Let $A$ and $B$ be nonempty sets of positive real numbers that are bounded above. Also let $AB = \{ab: a \in A, b \in B \}$. Prove that $AB$ is bounded above and $\sup(AB) = (\sup A) (\sup B)$.

So $\sup A$ and $\sup B$ exist by completeness. An upper bound for $AB$ is $(\sup A)(\sup B)$. Let $\alpha = \sup A$ and $\beta = \sup B$. We want to show that if $c$ is an upper bound for $AB$ then $\alpha \beta \leq c$. For $a \in A$, $ab \leq c$ for all $b \in B$. So $c/b$ is an upper bound for $A$. Thus $\alpha \leq c/b$. It follows that $\alpha \beta \leq c$.

Is this correct?

Answer 1

Let $\alpha = \sup A$ and $\beta = \sup B$.

For every $a\in A$ and $b \in B$ we have

$$ab \leq \sup_{b\in B} a b = a \beta \leq \sup_{a\in A} a \beta = \alpha \beta,$$

so we have $\sup AB \leq \alpha\beta$.

Now let $(a_n)_{n\in \mathbb N} \subset A$ and $(b_n)_{n \in \mathbb N} \subset B$ be sequences such that $a_n \to \alpha$ and $b_n \to \beta$ as $n \to \infty$.

It is then clear, that $(a_nb_n)_{n \in \mathbb N} \subset AB$ and $a_nb_n \to \alpha\beta$ as $n \to \infty$, so $\sup AB \geq \alpha\beta$ and therefor we have $\sup AB = \alpha \beta$.

Answer 2

I provide the answer in a more general setting, which gives $\sup(A + B) = \sup A + \sup B$ as well.

Theorem: Let $G$ be a bi-ordered group with least upper bound property.
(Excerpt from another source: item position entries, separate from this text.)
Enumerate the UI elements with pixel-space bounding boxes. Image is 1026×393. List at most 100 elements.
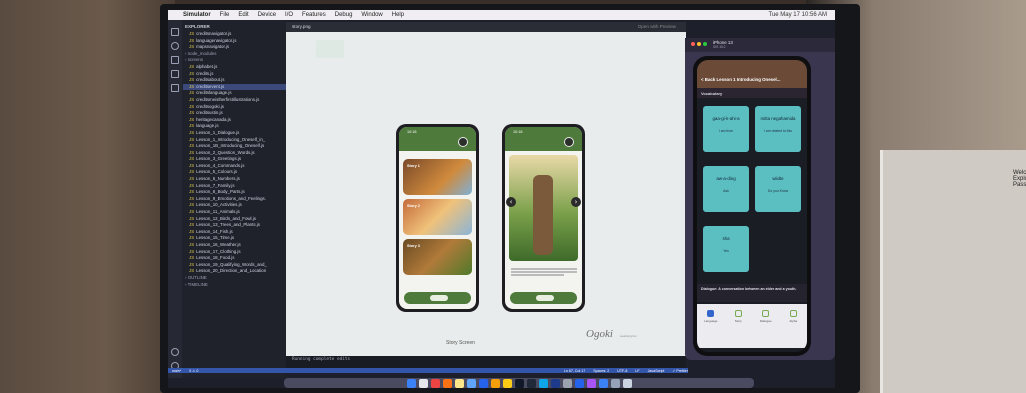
terminal-panel[interactable]: Running complete edits bbox=[286, 356, 686, 368]
vocab-card[interactable]: sha Yes bbox=[703, 226, 749, 272]
close-icon[interactable] bbox=[691, 42, 695, 46]
app-store-icon[interactable] bbox=[598, 378, 608, 388]
zoom-icon[interactable] bbox=[703, 42, 707, 46]
tree-folder[interactable]: › node_modules bbox=[183, 51, 286, 58]
tree-file[interactable]: JS Lesson_6_Numbers.js bbox=[183, 176, 286, 183]
chrome-icon[interactable] bbox=[442, 378, 452, 388]
source-control-icon[interactable] bbox=[171, 56, 179, 64]
language-mode[interactable]: JavaScript bbox=[648, 369, 665, 373]
branch-indicator[interactable]: main* bbox=[172, 369, 181, 373]
terminal-icon[interactable] bbox=[514, 378, 524, 388]
tree-file[interactable]: JS creditsogoki.js bbox=[183, 104, 286, 111]
tree-file[interactable]: JS Lesson_4_Commands.js bbox=[183, 163, 286, 170]
search-icon[interactable] bbox=[171, 42, 179, 50]
calendar-icon[interactable] bbox=[454, 378, 464, 388]
tree-file[interactable]: JS Lesson_1_Dialogue.js bbox=[183, 130, 286, 137]
launchpad-icon[interactable] bbox=[418, 378, 428, 388]
menu-app-name[interactable]: Simulator bbox=[183, 12, 211, 18]
menu-device[interactable]: Device bbox=[258, 12, 276, 18]
menu-help[interactable]: Help bbox=[392, 12, 404, 18]
vocab-card[interactable]: mitta negahamida I am related to this bbox=[755, 106, 801, 152]
tree-folder[interactable]: › OUTLINE bbox=[183, 275, 286, 282]
vocab-card[interactable]: gaa-gi-k-ahi-a I am from bbox=[703, 106, 749, 152]
menu-file[interactable]: File bbox=[220, 12, 230, 18]
tree-file[interactable]: JS Lesson_13_Trees_and_Plants.js bbox=[183, 222, 286, 229]
tree-file[interactable]: JS creditsnavigator.js bbox=[183, 31, 286, 38]
sketch-icon[interactable] bbox=[502, 378, 512, 388]
files-icon[interactable] bbox=[171, 28, 179, 36]
lightroom-icon[interactable] bbox=[550, 378, 560, 388]
github-icon[interactable] bbox=[526, 378, 536, 388]
minimize-icon[interactable] bbox=[697, 42, 701, 46]
tree-file[interactable]: JS Lesson_1_Introducing_Oneself_in_ bbox=[183, 137, 286, 144]
tree-file[interactable]: JS creditsmeistherfirstillustrations.js bbox=[183, 97, 286, 104]
word-icon[interactable] bbox=[478, 378, 488, 388]
tree-file[interactable]: JS Lesson_2_Question_Words.js bbox=[183, 150, 286, 157]
prettier-status[interactable]: ✓ Prettier bbox=[672, 369, 688, 373]
tree-file[interactable]: JS Lesson_12_Birds_and_Fowl.js bbox=[183, 216, 286, 223]
eol[interactable]: LF bbox=[635, 369, 639, 373]
settings-icon[interactable] bbox=[562, 378, 572, 388]
tree-file[interactable]: JS Lesson_16_Weather.js bbox=[183, 242, 286, 249]
tree-file[interactable]: JS Lesson_9_Emotions_and_Feelings. bbox=[183, 196, 286, 203]
tree-folder[interactable]: › screens bbox=[183, 57, 286, 64]
tree-file[interactable]: JS Lesson_15_Time.js bbox=[183, 235, 286, 242]
cursor-position[interactable]: Ln 67, Col 17 bbox=[564, 369, 585, 373]
vocab-card[interactable]: aw-a-ding Ask bbox=[703, 166, 749, 212]
menu-features[interactable]: Features bbox=[302, 12, 326, 18]
tree-file[interactable]: JS creditsevent.js bbox=[183, 83, 286, 91]
vocab-card[interactable]: wiidte Do you Know bbox=[755, 166, 801, 212]
menu-io[interactable]: I/O bbox=[285, 12, 293, 18]
menu-window[interactable]: Window bbox=[361, 12, 382, 18]
tree-file[interactable]: JS heritagecanada.js bbox=[183, 117, 286, 124]
arc-icon[interactable] bbox=[586, 378, 596, 388]
navigation-bar[interactable]: < Back Lesson 1 Introducing Onesel... bbox=[697, 74, 807, 88]
viewer-tab-label[interactable]: story.png bbox=[292, 24, 311, 29]
extensions-icon[interactable] bbox=[171, 84, 179, 92]
tree-file[interactable]: JS creditsustin.js bbox=[183, 110, 286, 117]
tree-file[interactable]: JS Lesson_20_Direction_and_Location bbox=[183, 268, 286, 275]
account-icon[interactable] bbox=[171, 348, 179, 356]
tree-file[interactable]: JS Lesson_19_Qualifying_Words_and_ bbox=[183, 262, 286, 269]
simulator-icon[interactable] bbox=[574, 378, 584, 388]
tree-file[interactable]: JS Lesson_14_Fish.js bbox=[183, 229, 286, 236]
downloads-icon[interactable] bbox=[610, 378, 620, 388]
menubar-clock[interactable]: Tue May 17 10:56 AM bbox=[769, 12, 827, 18]
tree-folder[interactable]: › TIMELINE bbox=[183, 282, 286, 289]
tree-file[interactable]: JS Lesson_8_Body_Parts.js bbox=[183, 189, 286, 196]
dialogue-link[interactable]: Dialogue: A conversation between an elde… bbox=[697, 284, 807, 302]
music-icon[interactable] bbox=[430, 378, 440, 388]
indent-setting[interactable]: Spaces: 2 bbox=[593, 369, 609, 373]
tree-file[interactable]: JS languagenavigator.js bbox=[183, 38, 286, 45]
nav-title[interactable]: < Back Lesson 1 Introducing Onesel... bbox=[701, 77, 780, 82]
next-page-icon[interactable]: › bbox=[571, 197, 581, 207]
tree-file[interactable]: JS Lesson_11_Animals.js bbox=[183, 209, 286, 216]
viewer-tab[interactable]: story.png Open with Preview bbox=[286, 22, 686, 32]
tree-file[interactable]: JS alphabet.js bbox=[183, 64, 286, 71]
tree-file[interactable]: JS Lesson_10_Activities.js bbox=[183, 202, 286, 209]
menu-debug[interactable]: Debug bbox=[335, 12, 353, 18]
tab-dialogue[interactable]: Dialogue bbox=[754, 310, 778, 348]
prev-page-icon[interactable]: ‹ bbox=[506, 197, 516, 207]
tab-alpha[interactable]: Alpha bbox=[781, 310, 805, 348]
run-debug-icon[interactable] bbox=[171, 70, 179, 78]
xcode-icon[interactable] bbox=[466, 378, 476, 388]
tree-file[interactable]: JS Lesson_7_Family.js bbox=[183, 183, 286, 190]
trash-icon[interactable] bbox=[622, 378, 632, 388]
tree-file[interactable]: JS Lesson_18_Food.js bbox=[183, 255, 286, 262]
tree-file[interactable]: JS Lesson_5_Colours.js bbox=[183, 169, 286, 176]
tree-file[interactable]: JS creditsabout.js bbox=[183, 77, 286, 84]
tab-story[interactable]: Story bbox=[726, 310, 750, 348]
encoding[interactable]: UTF-8 bbox=[617, 369, 627, 373]
tree-file[interactable]: JS Lesson_17_Clothing.js bbox=[183, 249, 286, 256]
tree-file[interactable]: JS Lesson_1B_Introducing_Oneself.js bbox=[183, 143, 286, 150]
vscode-icon[interactable] bbox=[538, 378, 548, 388]
photos-icon[interactable] bbox=[490, 378, 500, 388]
tree-file[interactable]: JS creditslanguage.js bbox=[183, 90, 286, 97]
tree-file[interactable]: JS Lesson_3_Greetings.js bbox=[183, 156, 286, 163]
tree-file[interactable]: JS credits.js bbox=[183, 71, 286, 78]
open-with-preview-button[interactable]: Open with Preview bbox=[638, 24, 676, 29]
menu-edit[interactable]: Edit bbox=[238, 12, 248, 18]
tab-language[interactable]: Language bbox=[699, 310, 723, 348]
tree-file[interactable]: JS language.js bbox=[183, 123, 286, 130]
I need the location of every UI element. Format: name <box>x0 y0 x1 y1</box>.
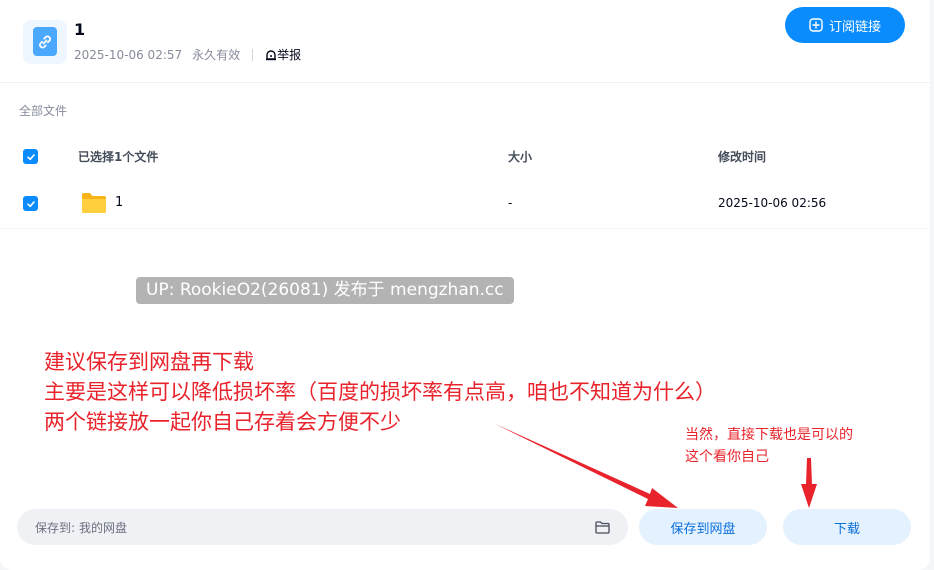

Then for any $A, B\subseteq G$, we have $$ \sup(AB) = (\sup A)(\sup B)\text. $$

Proof. "$\le$": We show that the RHS is an upper bound of $AB$. Let $x\in A$ and $y\in B$. Then $x\le\sup A$ and $y\le \sup B$. Due to bi-invariance of $\le$, we have that $xy\le(\sup A)(\sup B)$, as required.
"$\ge$": Let $x\in A$ and $y\in B$. Then $xy\in AB$ and hence $xy\le \sup(AB)$, which implies $x\le \sup(AB)y^{-1}$. Since $x\in A$ was arbitrary, we have $\sup A\le\sup(AB)y^{-1}$, which gives, again using bi-invariance, $y\le (\sup A)^{-1}\sup(AB)$. Again, $y\in B$ was arbitrary, and hence $\sup B\le (\sup A)^{-1}\sup(AB)$, or $(\sup A)(\sup B)\le\sup(AB)$, as required.

Now, we just note that $(\mathbb R, +)$ and $(\mathbb R^+, \cdot)$ are bi-ordered (in fact abelian) groups (under the usual order). And boom! You get the additive and multiplicative facts in a single shot!

---

Note that the set of nonzero reals does not form an ordered group under multiplication. This gives a clearer picture of why we concern ourselves with only positive reals in the multiplicative case.